R Plus Seven, pur non essendo forse un capolavoro su tutta la linea, presenta alcuni dei paesaggi sonori più emozionanti che mi sia capitato di sentire da molto tempo a questa parte. Già l'iniziale "Boring Angel" basta per sterilizzarsi a dovere le orecchie. Una cavalcata di synth "basici" o "retrò", che da sempre assecondano il gusto dell'autore, corrono in staccato da una cuffia all'altra. E' minimalismo, un Reich o un Glass come suonerebbero se fossero processati da un campionatore intento a scomporre e ricomporre continuamente ogni singolo frammento. Ciò che colpisce di questo disco, oltre alla "stranezza" dei campioni usati, pezzi d'antiquariato e cori sintetici, è proprio lo stile compositivo usato. Sia che si tratti di pezzi più "melodicamente ariosi" (leggasi - alla cazzo) che di altri più "beat-oriented" (e dalla struttura "minimalistica") sebbene non ci sia praticamente MAI un beat in sottofondo ad accompagnare nessun brano (a parte l'ultimo e - forse - il penultimo) l'ispirazione compositiva è sempre qualcosa di sensazionale, tra destrutturazioni continue e inaspettate, cori angelici, loop presi chissà dove, e un marcato ricorso a tastiere "ambientali", che ammetto possano non piacere a tutti, ma con cui io praticamente vado a nozze.
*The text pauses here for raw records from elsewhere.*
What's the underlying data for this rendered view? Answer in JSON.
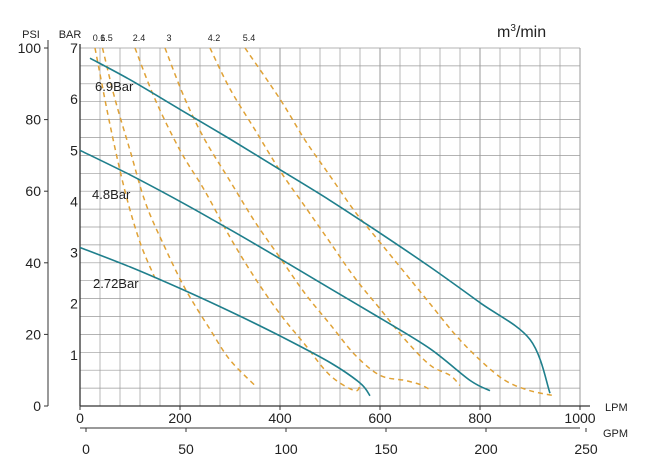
{
  "chart_data": {
    "type": "line",
    "title": "",
    "flow_unit_label": {
      "base": "m",
      "sup": "3",
      "rest": "/min"
    },
    "x_axes": {
      "lpm": {
        "label": "LPM",
        "range": [
          0,
          1000
        ],
        "ticks": [
          0,
          200,
          400,
          600,
          800,
          1000
        ]
      },
      "gpm": {
        "label": "GPM",
        "range": [
          0,
          250
        ],
        "ticks": [
          0,
          50,
          100,
          150,
          200,
          250
        ]
      }
    },
    "y_axes": {
      "psi": {
        "label": "PSI",
        "range": [
          0,
          100
        ],
        "ticks": [
          0,
          20,
          40,
          60,
          80,
          100
        ]
      },
      "bar": {
        "label": "BAR",
        "range": [
          0,
          7
        ],
        "ticks": [
          1,
          2,
          3,
          4,
          5,
          6,
          7
        ]
      }
    },
    "grid": true,
    "series": [
      {
        "name": "6.9Bar",
        "color": "#1f7f8c",
        "x": [
          20,
          100,
          200,
          300,
          400,
          500,
          600,
          700,
          800,
          900,
          940
        ],
        "y": [
          6.8,
          6.38,
          5.8,
          5.22,
          4.62,
          4.02,
          3.38,
          2.72,
          2.02,
          1.3,
          0.25
        ]
      },
      {
        "name": "4.8Bar",
        "color": "#1f7f8c",
        "x": [
          0,
          100,
          200,
          300,
          400,
          500,
          600,
          700,
          780,
          820
        ],
        "y": [
          5.0,
          4.52,
          4.0,
          3.45,
          2.88,
          2.3,
          1.72,
          1.12,
          0.5,
          0.3
        ]
      },
      {
        "name": "2.72Bar",
        "color": "#1f7f8c",
        "x": [
          0,
          100,
          200,
          300,
          400,
          500,
          560,
          580
        ],
        "y": [
          3.1,
          2.72,
          2.3,
          1.85,
          1.37,
          0.85,
          0.45,
          0.2
        ]
      }
    ],
    "air_consumption_curves": {
      "label_axis": "m³/min",
      "color": "#e0a236",
      "style": "dashed",
      "curves": [
        {
          "name": "0.6",
          "x": [
            30,
            60,
            90,
            120,
            150
          ],
          "y": [
            7.0,
            5.5,
            4.2,
            3.2,
            2.5
          ]
        },
        {
          "name": "1.5",
          "x": [
            45,
            70,
            100,
            130,
            165,
            210,
            260,
            300,
            350
          ],
          "y": [
            7.0,
            6.0,
            5.0,
            4.0,
            3.2,
            2.3,
            1.5,
            0.9,
            0.4
          ]
        },
        {
          "name": "2.4",
          "x": [
            110,
            150,
            200,
            250,
            300,
            350,
            400,
            450,
            500,
            550,
            560
          ],
          "y": [
            7.0,
            6.0,
            5.0,
            4.2,
            3.3,
            2.5,
            1.8,
            1.2,
            0.6,
            0.3,
            0.45
          ]
        },
        {
          "name": "3",
          "x": [
            170,
            210,
            250,
            300,
            350,
            400,
            450,
            500,
            550,
            600,
            650,
            680,
            700
          ],
          "y": [
            7.0,
            6.0,
            5.2,
            4.4,
            3.6,
            2.9,
            2.2,
            1.6,
            1.0,
            0.6,
            0.5,
            0.42,
            0.32
          ]
        },
        {
          "name": "4.2",
          "x": [
            260,
            300,
            350,
            400,
            450,
            500,
            550,
            600,
            650,
            700,
            740,
            760
          ],
          "y": [
            7.0,
            6.2,
            5.4,
            4.6,
            3.9,
            3.2,
            2.5,
            1.9,
            1.3,
            0.8,
            0.6,
            0.4
          ]
        },
        {
          "name": "5.4",
          "x": [
            330,
            400,
            450,
            500,
            550,
            600,
            650,
            700,
            750,
            800,
            850,
            900,
            950
          ],
          "y": [
            7.0,
            6.0,
            5.2,
            4.5,
            3.8,
            3.2,
            2.6,
            2.0,
            1.4,
            0.9,
            0.5,
            0.3,
            0.2
          ]
        }
      ]
    },
    "curve_labels": [
      "6.9Bar",
      "4.8Bar",
      "2.72Bar"
    ]
  }
}
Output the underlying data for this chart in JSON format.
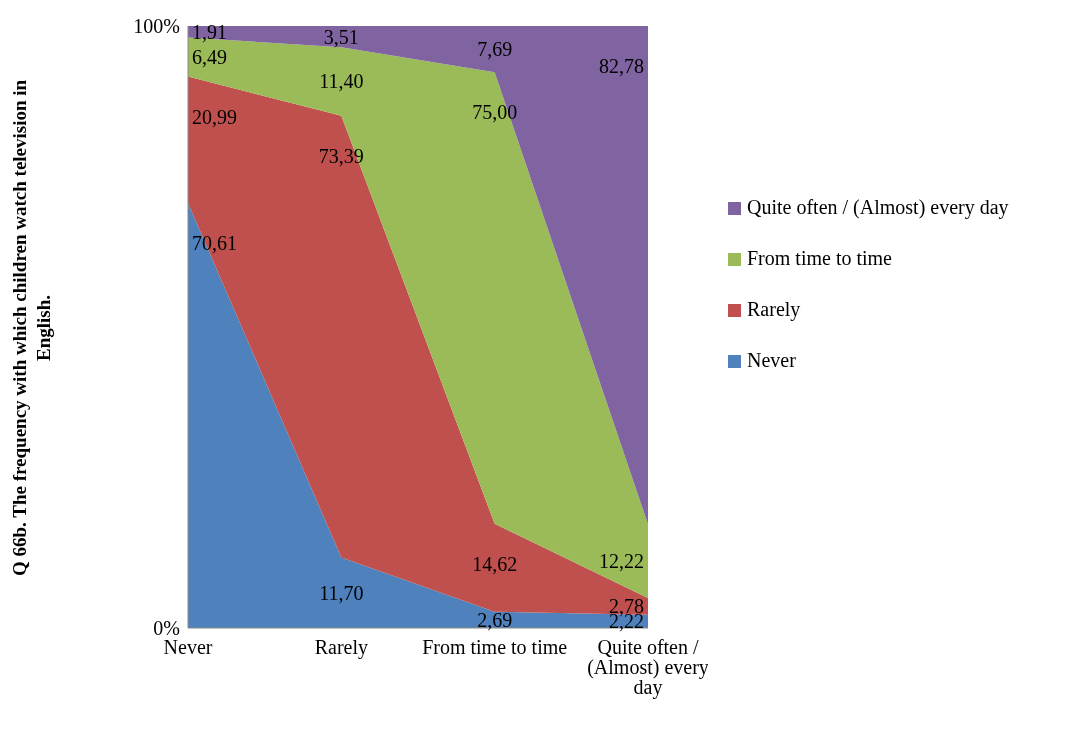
{
  "chart_data": {
    "type": "area",
    "stacked": true,
    "ylabel": "Q 66b. The frequency with which children watch television in English.",
    "categories": [
      "Never",
      "Rarely",
      "From time to time",
      "Quite often / (Almost) every day"
    ],
    "ylim": [
      0,
      100
    ],
    "yticks": [
      {
        "value": 0,
        "label": "0%"
      },
      {
        "value": 100,
        "label": "100%"
      }
    ],
    "legend": "right",
    "series": [
      {
        "name": "Never",
        "color": "#4f81bd",
        "values": [
          70.61,
          11.7,
          2.69,
          2.22
        ],
        "value_labels": [
          "70,61",
          "11,70",
          "2,69",
          "2,22"
        ]
      },
      {
        "name": "Rarely",
        "color": "#c0504d",
        "values": [
          20.99,
          73.39,
          14.62,
          2.78
        ],
        "value_labels": [
          "20,99",
          "73,39",
          "14,62",
          "2,78"
        ]
      },
      {
        "name": "From time to time",
        "color": "#9bbb59",
        "values": [
          6.49,
          11.4,
          75.0,
          12.22
        ],
        "value_labels": [
          "6,49",
          "11,40",
          "75,00",
          "12,22"
        ]
      },
      {
        "name": "Quite often / (Almost) every day",
        "color": "#8064a2",
        "values": [
          1.91,
          3.51,
          7.69,
          82.78
        ],
        "value_labels": [
          "1,91",
          "3,51",
          "7,69",
          "82,78"
        ]
      }
    ]
  }
}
Manifesto programmatico di quanto detto può essere "Americans", un brano sensazionale che nel suo aprirsi e chiudersi continuamente rappresenta un pò il "sunto" della poetica di Lopatin. Ma è davvero difficile citare un pezzo in particolare che non mi abbia colpito, visto che praticamente tutti i brani, dal mastering, all'uso creativo degli strumenti alle (poche) voci pitchate, all'atmosfera generale che ne scaturisce, formano un quadro generale davvero unitario, e da questo punto di vista effettivamente concettuale. Potrei soffermarmi su come "Cryo" mi riporti a Silent Hill (!) o su come "Along" sia uno dei brani ambient più interessanti che mi è capitato di sentire da molto tempo, di come "Still Life" e "Chrome Country" (di chiara ispirazione trap) siano da sole più creative di tre quarti del catalogo moderno "chill" scovabile su youtube, e senza prendersi nemmeno la briga di rientrare nel genere.
Potrei davvero parlare singolarmente di ogni brano, ma anche no. Dunque tiriamo le conclusioni: R Plus Seven è uno spartiacque? porta davvero avanti il discorso elettronico? diamine no. La cosa in cui è riuscito davvero Lopatin, a mio modesto parere, è nell'implementare l'ordine nel disordine (o vicecevera). Caos e ordine si equivalgono nei suoi pezzi fino a confondersi, ed è da notare a questo proposito, con quanta disinvoltura - e quanto spesso - il nostro passa da momenti sostenuti e "pieni" ad una improvvisa tastiera "meditativa", senza soluzione di continuità. Cose già fatte e rifatte, ovviamente. La sperimentazione sul caos non l'ha di certo inventata Lopatin, nè ovviamente il "rilascio improvviso della tenzione", ma raramente mi è capitato di vedere interiorizzati e postulati questi concetti musicali "colti" da un artista "pop" quale è lui, e soprattutto con una personalità tale - è bene rimarcarlo - nella visione d'insieme e nella scelta della "palette di suoni", da rendere il quadro complessivo, se non innovativo in senso assoluto (è possibile, dopotutto, essere innoativi al giorno d'oggi? annosa questione) quantomeno personale. Da seguire.